SECTION IV.—SACERDOTAL CORPORATIONS.

It was indeed a wonderful renaissance of the old Roman religion, this work of Augustus; what seemed to be dying out sprang up again with new and vigorous life. Augustus was persuaded that the prosperity of Rome was thus linked with the maintenance of the ancient cult, and, as we have seen his policy was adopted and continued by his successors in the Empire, the Emperor Marcus (A. D. 161-80) following out the policy with perhaps greater ardor than any of his predecessors.

Very carefully indeed were the hallowed traditions of the past revived, as belonging to the story of the making of Rome, closely linked in the policy of Augustus and the Emperors with the maintenance and further development of Rome's grandeur and power. Among these hallowed traditions we have not alluded to the ancient sacerdotal corporations which had, especially in the latter years of the Republic, in a measure passed out of sight and been suffered to decay. Augustus revived these and re-established them, if possible giving them more than their ancient position and influence; and these powerful religious corporations, then re-established, continued to flourish, some of them, until the time of Constantine, when naturally with the fall of Paganism they sank into decay and oblivion. Of these brotherhoods we may mention, as instances, the Salii and the Luperci. To be a member of one of these corporations Avas a privilege highly esteemed under the rule of the Pagan Emperors. The young Marcus Aurelius, for instance, was admitted into the Salian confraternity when he was only eight years old, and subsequently became the president; and prided himself on his accurate knowledge of the ritual which was used when a new member was admitted to the college.
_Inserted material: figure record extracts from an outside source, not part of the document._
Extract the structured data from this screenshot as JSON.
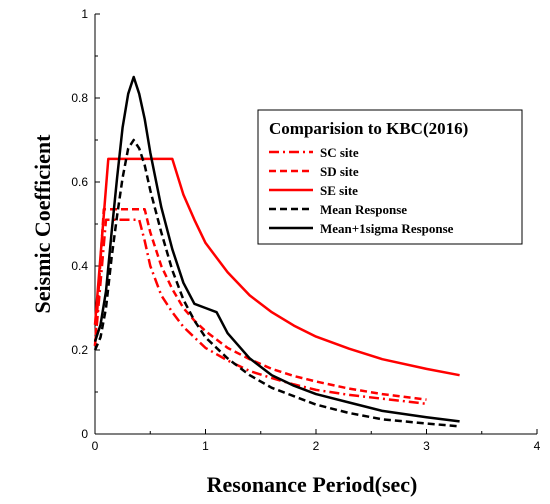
{
  "chart_data": {
    "type": "line",
    "title": "",
    "xlabel": "Resonance Period(sec)",
    "ylabel": "Seismic Coefficient",
    "xlim": [
      0,
      4
    ],
    "ylim": [
      0,
      1
    ],
    "x_ticks": [
      "0",
      "1",
      "2",
      "3",
      "4"
    ],
    "y_ticks": [
      "0",
      "0.2",
      "0.4",
      "0.6",
      "0.8",
      "1"
    ],
    "grid": false,
    "legend": {
      "title": "Comparision to KBC(2016)",
      "placement": "top-right"
    },
    "series": [
      {
        "name": "SC site",
        "color": "#ff0000",
        "style": "dashdot",
        "points": [
          [
            0.0,
            0.21
          ],
          [
            0.1,
            0.51
          ],
          [
            0.4,
            0.51
          ],
          [
            0.45,
            0.46
          ],
          [
            0.5,
            0.4
          ],
          [
            0.6,
            0.33
          ],
          [
            0.7,
            0.29
          ],
          [
            0.8,
            0.255
          ],
          [
            1.0,
            0.205
          ],
          [
            1.2,
            0.175
          ],
          [
            1.4,
            0.15
          ],
          [
            1.6,
            0.133
          ],
          [
            1.8,
            0.118
          ],
          [
            2.0,
            0.105
          ],
          [
            2.3,
            0.093
          ],
          [
            2.6,
            0.084
          ],
          [
            3.0,
            0.072
          ]
        ]
      },
      {
        "name": "SD site",
        "color": "#ff0000",
        "style": "dashed",
        "points": [
          [
            0.0,
            0.21
          ],
          [
            0.08,
            0.535
          ],
          [
            0.45,
            0.535
          ],
          [
            0.5,
            0.48
          ],
          [
            0.6,
            0.4
          ],
          [
            0.7,
            0.345
          ],
          [
            0.8,
            0.3
          ],
          [
            0.9,
            0.27
          ],
          [
            1.0,
            0.245
          ],
          [
            1.2,
            0.205
          ],
          [
            1.4,
            0.178
          ],
          [
            1.6,
            0.155
          ],
          [
            1.8,
            0.138
          ],
          [
            2.0,
            0.125
          ],
          [
            2.3,
            0.108
          ],
          [
            2.6,
            0.095
          ],
          [
            3.0,
            0.082
          ]
        ]
      },
      {
        "name": "SE site",
        "color": "#ff0000",
        "style": "solid",
        "points": [
          [
            0.0,
            0.26
          ],
          [
            0.12,
            0.655
          ],
          [
            0.7,
            0.655
          ],
          [
            0.8,
            0.57
          ],
          [
            0.9,
            0.51
          ],
          [
            1.0,
            0.455
          ],
          [
            1.2,
            0.385
          ],
          [
            1.4,
            0.33
          ],
          [
            1.6,
            0.29
          ],
          [
            1.8,
            0.258
          ],
          [
            2.0,
            0.232
          ],
          [
            2.3,
            0.203
          ],
          [
            2.6,
            0.178
          ],
          [
            3.0,
            0.155
          ],
          [
            3.3,
            0.14
          ]
        ]
      },
      {
        "name": "Mean Response",
        "color": "#000000",
        "style": "dashed",
        "points": [
          [
            0.0,
            0.2
          ],
          [
            0.05,
            0.23
          ],
          [
            0.1,
            0.3
          ],
          [
            0.15,
            0.42
          ],
          [
            0.2,
            0.52
          ],
          [
            0.25,
            0.61
          ],
          [
            0.3,
            0.68
          ],
          [
            0.35,
            0.7
          ],
          [
            0.4,
            0.68
          ],
          [
            0.45,
            0.64
          ],
          [
            0.5,
            0.58
          ],
          [
            0.6,
            0.48
          ],
          [
            0.7,
            0.39
          ],
          [
            0.8,
            0.32
          ],
          [
            0.9,
            0.27
          ],
          [
            1.0,
            0.23
          ],
          [
            1.2,
            0.18
          ],
          [
            1.4,
            0.14
          ],
          [
            1.6,
            0.11
          ],
          [
            1.8,
            0.09
          ],
          [
            2.0,
            0.07
          ],
          [
            2.3,
            0.05
          ],
          [
            2.6,
            0.035
          ],
          [
            3.0,
            0.025
          ],
          [
            3.3,
            0.018
          ]
        ]
      },
      {
        "name": "Mean+1sigma Response",
        "color": "#000000",
        "style": "solid",
        "points": [
          [
            0.0,
            0.22
          ],
          [
            0.05,
            0.26
          ],
          [
            0.1,
            0.34
          ],
          [
            0.15,
            0.48
          ],
          [
            0.2,
            0.61
          ],
          [
            0.25,
            0.73
          ],
          [
            0.3,
            0.81
          ],
          [
            0.35,
            0.85
          ],
          [
            0.4,
            0.81
          ],
          [
            0.45,
            0.75
          ],
          [
            0.5,
            0.67
          ],
          [
            0.6,
            0.54
          ],
          [
            0.7,
            0.44
          ],
          [
            0.8,
            0.36
          ],
          [
            0.9,
            0.31
          ],
          [
            1.0,
            0.3
          ],
          [
            1.1,
            0.29
          ],
          [
            1.2,
            0.24
          ],
          [
            1.4,
            0.18
          ],
          [
            1.6,
            0.14
          ],
          [
            1.8,
            0.115
          ],
          [
            2.0,
            0.095
          ],
          [
            2.3,
            0.075
          ],
          [
            2.6,
            0.055
          ],
          [
            3.0,
            0.04
          ],
          [
            3.3,
            0.03
          ]
        ]
      }
    ]
  }
}
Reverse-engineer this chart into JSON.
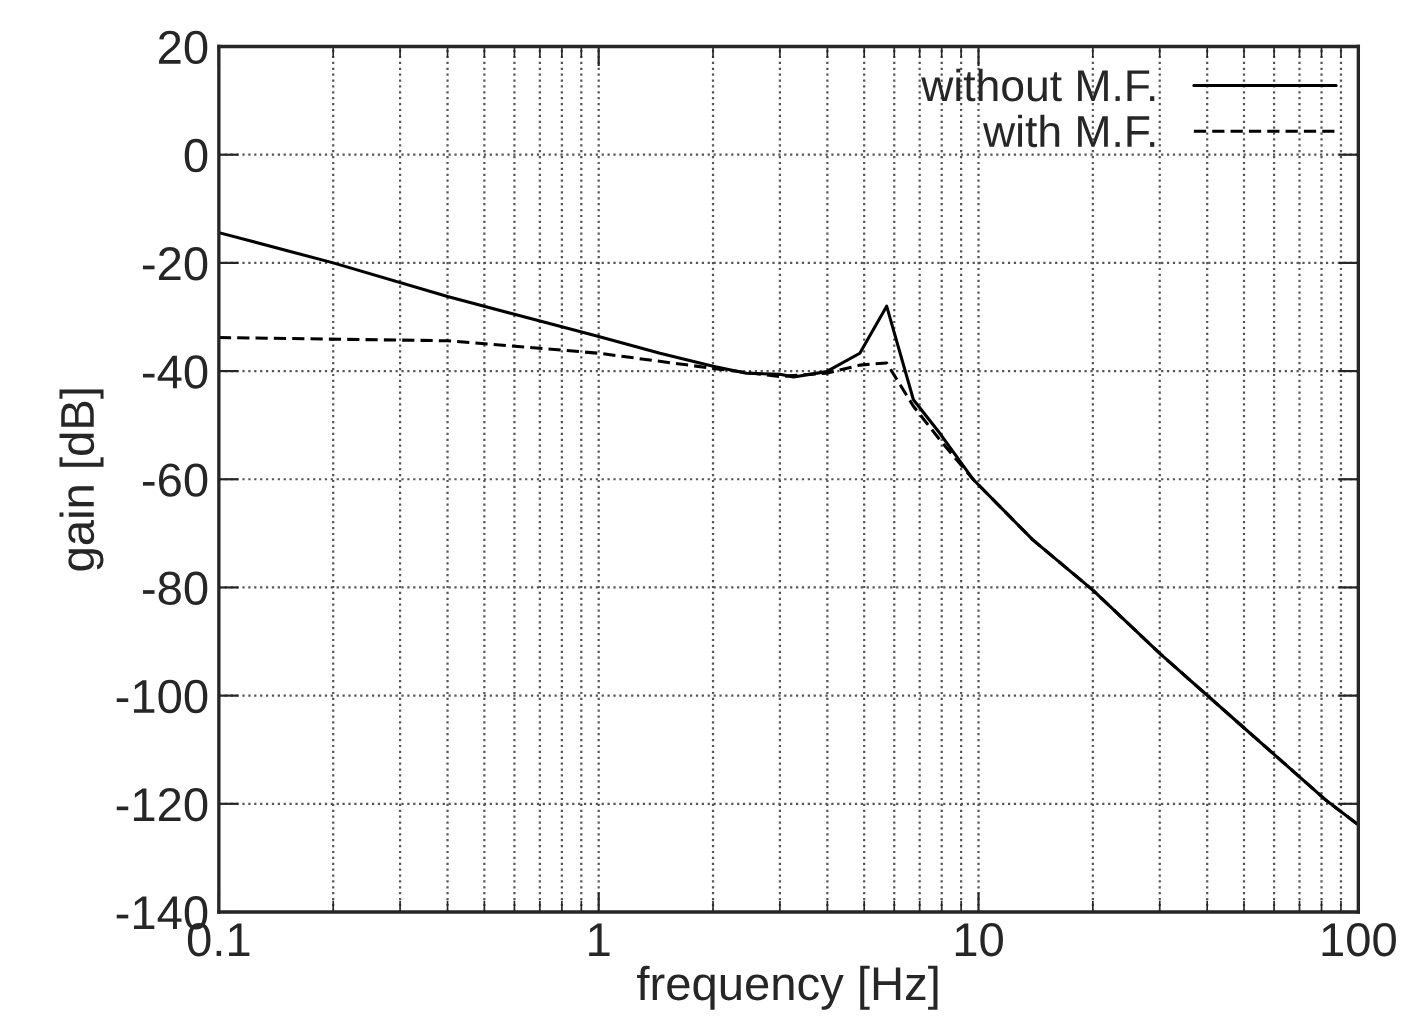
{
  "chart_data": {
    "type": "line",
    "xlabel": "frequency [Hz]",
    "ylabel": "gain [dB]",
    "log": "x",
    "xlim": [
      0.1,
      100
    ],
    "xticks": [
      0.1,
      1,
      10,
      100
    ],
    "ylim": [
      -140,
      20
    ],
    "yticks": [
      -140,
      -120,
      -100,
      -80,
      -60,
      -40,
      -20,
      0,
      20
    ],
    "grid": true,
    "legend": "top right",
    "marker": "none",
    "series": [
      {
        "name": "without M.F.",
        "color": "#000000",
        "line_style": "solid",
        "x": [
          0.1,
          0.2,
          0.4,
          0.6,
          1.0,
          1.45,
          2.0,
          2.45,
          3.0,
          3.26,
          3.98,
          4.87,
          5.73,
          6.74,
          7.91,
          9.7,
          13.9,
          20,
          30,
          49.7,
          82.4,
          100
        ],
        "values": [
          -14.4,
          -20,
          -26.2,
          -29.5,
          -33.6,
          -36.7,
          -39.1,
          -40.4,
          -40.6,
          -41.1,
          -40.1,
          -36.7,
          -28,
          -45.3,
          -51.5,
          -60.1,
          -71.2,
          -80.5,
          -92.2,
          -105.8,
          -119.4,
          -123.9
        ]
      },
      {
        "name": "with M.F.",
        "color": "#000000",
        "line_style": "dashed",
        "x": [
          0.1,
          0.4,
          1.0,
          2.0,
          3.0,
          3.98,
          4.87,
          5.73,
          6.74,
          7.91,
          9.7,
          13.9,
          20,
          30,
          49.7,
          82.4,
          100
        ],
        "values": [
          -33.8,
          -34.4,
          -36.7,
          -39.5,
          -41,
          -40.4,
          -38.9,
          -38.5,
          -46.5,
          -52.7,
          -60.1,
          -71.2,
          -80.5,
          -92.2,
          -105.8,
          -119.4,
          -123.9
        ]
      }
    ]
  }
}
But of these sacerdotal colleges that of the Arval Brothers was the most famous and perhaps the best known. They traced their foundation back to the times of Romulus, the first King of Rome. Romulus, so said the ancient tradition, with the eleven sons of Acca Laurentia, his nurse, had been the first Arval Brothers. They appear to have been united as a college of priests, instituted to pray and sacrifice to the gods who presided over the fruits of the fields; hence their name, fromarva, the fields. They invoked the blessing of the immortals upon agriculture, in accordance with a very old form of Roman worship. The chief deity invoked was feminine, but nameless, pointing to a period anterior to the introduction of divinities with specific functions. She is invoked simply as "Dea Dia."
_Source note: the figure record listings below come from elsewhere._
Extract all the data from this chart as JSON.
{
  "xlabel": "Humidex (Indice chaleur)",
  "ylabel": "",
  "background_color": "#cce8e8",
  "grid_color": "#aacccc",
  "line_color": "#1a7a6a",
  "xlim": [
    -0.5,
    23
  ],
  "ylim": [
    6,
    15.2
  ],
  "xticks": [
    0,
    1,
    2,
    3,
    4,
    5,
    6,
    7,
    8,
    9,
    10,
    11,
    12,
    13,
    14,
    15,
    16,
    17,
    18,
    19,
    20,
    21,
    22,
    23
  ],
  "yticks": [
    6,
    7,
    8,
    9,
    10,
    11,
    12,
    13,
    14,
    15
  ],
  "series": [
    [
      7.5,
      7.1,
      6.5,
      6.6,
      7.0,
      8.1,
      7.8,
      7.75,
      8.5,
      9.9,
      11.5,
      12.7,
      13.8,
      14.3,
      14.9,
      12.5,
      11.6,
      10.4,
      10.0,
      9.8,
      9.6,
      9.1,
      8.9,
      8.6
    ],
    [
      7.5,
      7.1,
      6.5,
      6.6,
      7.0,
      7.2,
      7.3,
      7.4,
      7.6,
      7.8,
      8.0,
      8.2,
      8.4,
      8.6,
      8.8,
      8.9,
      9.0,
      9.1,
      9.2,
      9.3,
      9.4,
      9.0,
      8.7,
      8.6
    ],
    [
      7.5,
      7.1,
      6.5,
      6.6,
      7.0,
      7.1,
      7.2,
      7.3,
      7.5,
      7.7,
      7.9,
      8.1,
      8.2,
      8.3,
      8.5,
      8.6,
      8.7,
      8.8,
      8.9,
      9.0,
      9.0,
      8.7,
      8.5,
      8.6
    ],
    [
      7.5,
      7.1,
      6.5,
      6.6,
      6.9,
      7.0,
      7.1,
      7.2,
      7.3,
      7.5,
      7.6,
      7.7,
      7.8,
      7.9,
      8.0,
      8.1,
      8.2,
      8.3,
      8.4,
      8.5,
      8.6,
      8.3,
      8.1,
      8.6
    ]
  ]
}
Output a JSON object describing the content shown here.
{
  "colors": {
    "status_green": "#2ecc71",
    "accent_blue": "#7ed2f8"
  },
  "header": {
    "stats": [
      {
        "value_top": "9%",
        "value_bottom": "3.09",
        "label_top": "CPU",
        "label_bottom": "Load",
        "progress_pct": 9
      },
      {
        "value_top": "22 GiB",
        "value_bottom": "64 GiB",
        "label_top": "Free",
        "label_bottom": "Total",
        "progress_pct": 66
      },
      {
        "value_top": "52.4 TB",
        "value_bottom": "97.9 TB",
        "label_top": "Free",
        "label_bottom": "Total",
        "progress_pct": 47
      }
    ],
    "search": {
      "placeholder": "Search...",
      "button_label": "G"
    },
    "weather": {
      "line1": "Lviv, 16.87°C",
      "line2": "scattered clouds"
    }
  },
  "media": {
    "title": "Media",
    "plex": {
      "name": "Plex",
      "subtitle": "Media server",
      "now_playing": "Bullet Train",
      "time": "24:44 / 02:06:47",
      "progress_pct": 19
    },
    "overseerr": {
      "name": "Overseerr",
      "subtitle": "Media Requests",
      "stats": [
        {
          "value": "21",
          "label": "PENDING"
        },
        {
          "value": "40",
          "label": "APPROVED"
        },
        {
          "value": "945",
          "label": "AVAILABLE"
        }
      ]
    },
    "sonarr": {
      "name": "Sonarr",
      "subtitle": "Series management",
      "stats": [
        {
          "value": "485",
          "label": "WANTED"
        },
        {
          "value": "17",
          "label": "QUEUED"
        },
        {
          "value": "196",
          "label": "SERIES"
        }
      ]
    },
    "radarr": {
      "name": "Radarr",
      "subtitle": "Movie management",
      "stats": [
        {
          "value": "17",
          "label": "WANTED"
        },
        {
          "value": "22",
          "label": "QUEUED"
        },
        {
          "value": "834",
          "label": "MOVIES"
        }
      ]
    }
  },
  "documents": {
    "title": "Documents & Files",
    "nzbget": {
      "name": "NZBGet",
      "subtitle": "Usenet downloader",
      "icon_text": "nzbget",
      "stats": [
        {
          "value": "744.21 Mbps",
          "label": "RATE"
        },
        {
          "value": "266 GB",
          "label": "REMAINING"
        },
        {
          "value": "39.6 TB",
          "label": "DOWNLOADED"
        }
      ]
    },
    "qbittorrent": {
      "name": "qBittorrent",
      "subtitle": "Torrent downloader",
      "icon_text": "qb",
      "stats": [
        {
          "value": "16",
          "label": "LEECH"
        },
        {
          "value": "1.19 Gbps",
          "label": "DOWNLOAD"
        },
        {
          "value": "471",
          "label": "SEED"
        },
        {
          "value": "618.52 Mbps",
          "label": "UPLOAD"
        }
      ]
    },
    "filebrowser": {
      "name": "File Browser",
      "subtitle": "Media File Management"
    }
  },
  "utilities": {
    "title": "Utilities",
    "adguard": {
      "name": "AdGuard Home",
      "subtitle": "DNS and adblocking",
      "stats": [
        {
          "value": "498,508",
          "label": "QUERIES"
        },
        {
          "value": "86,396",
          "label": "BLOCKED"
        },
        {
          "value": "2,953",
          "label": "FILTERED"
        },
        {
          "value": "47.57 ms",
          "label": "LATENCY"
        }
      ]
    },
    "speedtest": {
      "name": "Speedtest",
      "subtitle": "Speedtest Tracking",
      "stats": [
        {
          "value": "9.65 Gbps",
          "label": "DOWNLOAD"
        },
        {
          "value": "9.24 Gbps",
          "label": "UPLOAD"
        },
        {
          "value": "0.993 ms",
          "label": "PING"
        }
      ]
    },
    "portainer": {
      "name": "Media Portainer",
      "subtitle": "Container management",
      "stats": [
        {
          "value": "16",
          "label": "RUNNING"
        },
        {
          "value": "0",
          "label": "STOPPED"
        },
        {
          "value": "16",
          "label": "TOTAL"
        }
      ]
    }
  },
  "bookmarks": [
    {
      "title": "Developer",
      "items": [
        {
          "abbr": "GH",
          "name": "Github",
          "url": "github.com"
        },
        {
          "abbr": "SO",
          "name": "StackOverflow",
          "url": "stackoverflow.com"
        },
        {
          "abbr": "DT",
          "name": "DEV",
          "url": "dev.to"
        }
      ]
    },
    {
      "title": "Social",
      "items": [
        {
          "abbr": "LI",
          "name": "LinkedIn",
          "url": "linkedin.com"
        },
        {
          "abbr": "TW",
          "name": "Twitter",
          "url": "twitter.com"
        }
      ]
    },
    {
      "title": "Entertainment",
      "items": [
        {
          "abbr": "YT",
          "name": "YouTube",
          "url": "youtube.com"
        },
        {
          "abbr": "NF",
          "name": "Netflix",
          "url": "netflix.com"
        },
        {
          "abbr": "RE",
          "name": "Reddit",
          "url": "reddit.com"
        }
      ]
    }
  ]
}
During the Republic, whilst always existing as a confraternity, we learn little of these Arval Brothers. They had nothing to do apparently with the State, hence the silence which rests upon them. In the renaissance of religion and of archaic customs under Augustus the Arvals received a large share of Imperial patronage; this was especially owing to the antiquity of their foundation and the mystic reference of their ceremonies and ritual to agriculture and that primitive rural life in which the reforming Emperor took so deep an interest. Under the Empire the confraternity numbered among its members many of the foremost personages in Rome, with the Emperor himself at its head. It was considered a high honor to be one of the ancient corporation, and in a list of titles and dignities proudly displayed by a powerful Roman under the Empire, the fact of being an Arval Brother was never omitted.
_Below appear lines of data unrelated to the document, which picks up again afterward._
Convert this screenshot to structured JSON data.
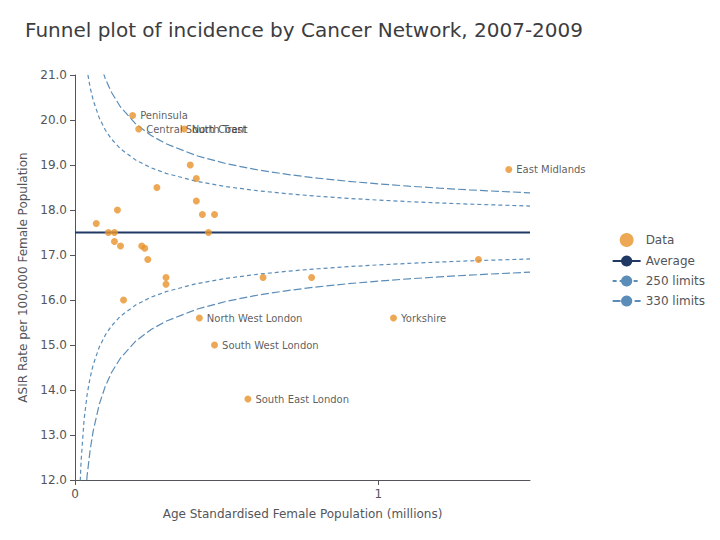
{
  "chart_data": {
    "type": "scatter",
    "title": "Funnel plot of incidence by Cancer Network, 2007-2009",
    "xlabel": "Age Standardised Female Population (millions)",
    "ylabel": "ASIR Rate per 100,000 Female Population",
    "xlim": [
      0,
      1.5
    ],
    "ylim": [
      12.0,
      21.0
    ],
    "xticks": [
      0,
      1
    ],
    "yticks": [
      {
        "value": 12.0,
        "label": "12.0"
      },
      {
        "value": 13.0,
        "label": "13.0"
      },
      {
        "value": 14.0,
        "label": "14.0"
      },
      {
        "value": 15.0,
        "label": "15.0"
      },
      {
        "value": 16.0,
        "label": "16.0"
      },
      {
        "value": 17.0,
        "label": "17.0"
      },
      {
        "value": 18.0,
        "label": "18.0"
      },
      {
        "value": 19.0,
        "label": "19.0"
      },
      {
        "value": 20.0,
        "label": "20.0"
      },
      {
        "value": 21.0,
        "label": "21.0"
      }
    ],
    "grid": false,
    "legend": "right",
    "series": [
      {
        "name": "Data",
        "type": "scatter",
        "color": "#E8922A",
        "marker": "circle",
        "x": [
          0.07,
          0.11,
          0.13,
          0.13,
          0.14,
          0.15,
          0.16,
          0.19,
          0.21,
          0.22,
          0.23,
          0.24,
          0.27,
          0.3,
          0.3,
          0.36,
          0.38,
          0.4,
          0.4,
          0.42,
          0.44,
          0.46,
          0.41,
          0.46,
          0.57,
          0.62,
          0.78,
          1.05,
          1.33,
          1.43
        ],
        "values": [
          17.7,
          17.5,
          17.5,
          17.3,
          18.0,
          17.2,
          16.0,
          20.1,
          19.8,
          17.2,
          17.15,
          16.9,
          18.5,
          16.5,
          16.35,
          19.8,
          19.0,
          18.7,
          18.2,
          17.9,
          17.5,
          17.9,
          15.6,
          15.0,
          13.8,
          16.5,
          16.5,
          15.6,
          16.9,
          18.9
        ],
        "labels": [
          null,
          null,
          null,
          null,
          null,
          null,
          null,
          "Peninsula",
          "Central South Coast",
          null,
          null,
          null,
          null,
          null,
          null,
          "North Trent",
          null,
          null,
          null,
          null,
          null,
          null,
          "North West London",
          "South West London",
          "South East London",
          null,
          null,
          "Yorkshire",
          null,
          "East Midlands"
        ]
      },
      {
        "name": "Average",
        "type": "hline",
        "color": "#1F3864",
        "line_style": "solid",
        "values": [
          17.5
        ]
      },
      {
        "name": "250 limits",
        "type": "line",
        "color": "#5B8DB8",
        "line_style": "dashed",
        "x": [
          0.005,
          0.01,
          0.015,
          0.02,
          0.03,
          0.04,
          0.05,
          0.06,
          0.08,
          0.1,
          0.12,
          0.15,
          0.2,
          0.25,
          0.3,
          0.4,
          0.5,
          0.6,
          0.7,
          0.8,
          0.9,
          1.0,
          1.1,
          1.2,
          1.3,
          1.4,
          1.5
        ],
        "upper": [
          27.682,
          24.7,
          23.379,
          22.591,
          21.657,
          21.1,
          20.72,
          20.439,
          20.046,
          19.777,
          19.578,
          19.359,
          19.11,
          18.94,
          18.815,
          18.638,
          18.518,
          18.43,
          18.361,
          18.305,
          18.259,
          18.22,
          18.186,
          18.157,
          18.131,
          18.109,
          18.088
        ],
        "lower": [
          7.318,
          10.3,
          11.621,
          12.409,
          13.343,
          13.9,
          14.28,
          14.561,
          14.954,
          15.223,
          15.422,
          15.641,
          15.89,
          16.06,
          16.185,
          16.362,
          16.482,
          16.57,
          16.639,
          16.695,
          16.741,
          16.78,
          16.814,
          16.843,
          16.869,
          16.891,
          16.912
        ]
      },
      {
        "name": "330 limits",
        "type": "line",
        "color": "#5B8DB8",
        "line_style": "long-dashed",
        "x": [
          0.005,
          0.01,
          0.015,
          0.02,
          0.03,
          0.04,
          0.05,
          0.06,
          0.08,
          0.1,
          0.12,
          0.15,
          0.2,
          0.25,
          0.3,
          0.4,
          0.5,
          0.6,
          0.7,
          0.8,
          0.9,
          1.0,
          1.1,
          1.2,
          1.3,
          1.4,
          1.5
        ],
        "upper": [
          32.774,
          28.3,
          26.318,
          25.137,
          23.735,
          22.9,
          22.33,
          21.909,
          21.318,
          20.915,
          20.618,
          20.289,
          19.915,
          19.66,
          19.472,
          19.208,
          19.027,
          18.894,
          18.791,
          18.707,
          18.638,
          18.58,
          18.53,
          18.486,
          18.447,
          18.413,
          18.382
        ],
        "lower": [
          2.226,
          6.7,
          8.682,
          9.863,
          11.265,
          12.1,
          12.67,
          13.091,
          13.682,
          14.085,
          14.382,
          14.711,
          15.085,
          15.34,
          15.528,
          15.792,
          15.973,
          16.106,
          16.209,
          16.293,
          16.362,
          16.42,
          16.47,
          16.514,
          16.553,
          16.587,
          16.618
        ]
      }
    ]
  }
}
Their chief annual festival lasted three days. Careful minutes of their proceedings were kept, and we learn from these that a most elaborate ceremonial was observed, consisting of sacrifice and prayer, processions, and official repasts. A special dress, too, was required, the whole ritual being based on ancient tradition. Late discoveries have localized the site of the sanctuary where these Arval mysteries were performed. It seems to have been some few miles from Rome on the right bank of the Tiber, as it flowed through the Campagna from Rome to Ostia.

In the little book of the Arval rites which was given to each brother was the famous sacred song of the Arvals, which had come down from remote antiquity, and which they repeated without perhaps understanding its archaic phraseology.

This fashionable revival of a very ancient guild or confraternity thus introduced into a company or brotherhood, made up during the Empire of the noblest and most illustrious of the Romans, memories and traditional usages handed down from Romulus and the earliest of the Kings of Rome.

The Arval Brotherhood were besides especially bound to loyal duties in connection with the reigning Emperor and his Imperial house. They solemnly "kept" his birthday and the birthdays of his family, celebrating, too, the memories of any victories in which he had been concerned.

Fragments of marble tablets on which the acts of the Arval Brotherhood are inscribed have been discovered, with dates which show its existence from the early days of the Empire down to A. D. 238. Nothing, however, has been found bearing a later date than this—the Emperor Gordian's name being on the last dated fragment.

It would seem as though shortly after the death of Gordian the confraternity ceased to exist. Most probably the favorable disposition of the Emperor Philip, A. D. 244 to A. D. 249, towards Christianity determined him to put an end to the famous Pagan college in which the reigning Emperor occupied so prominent a position.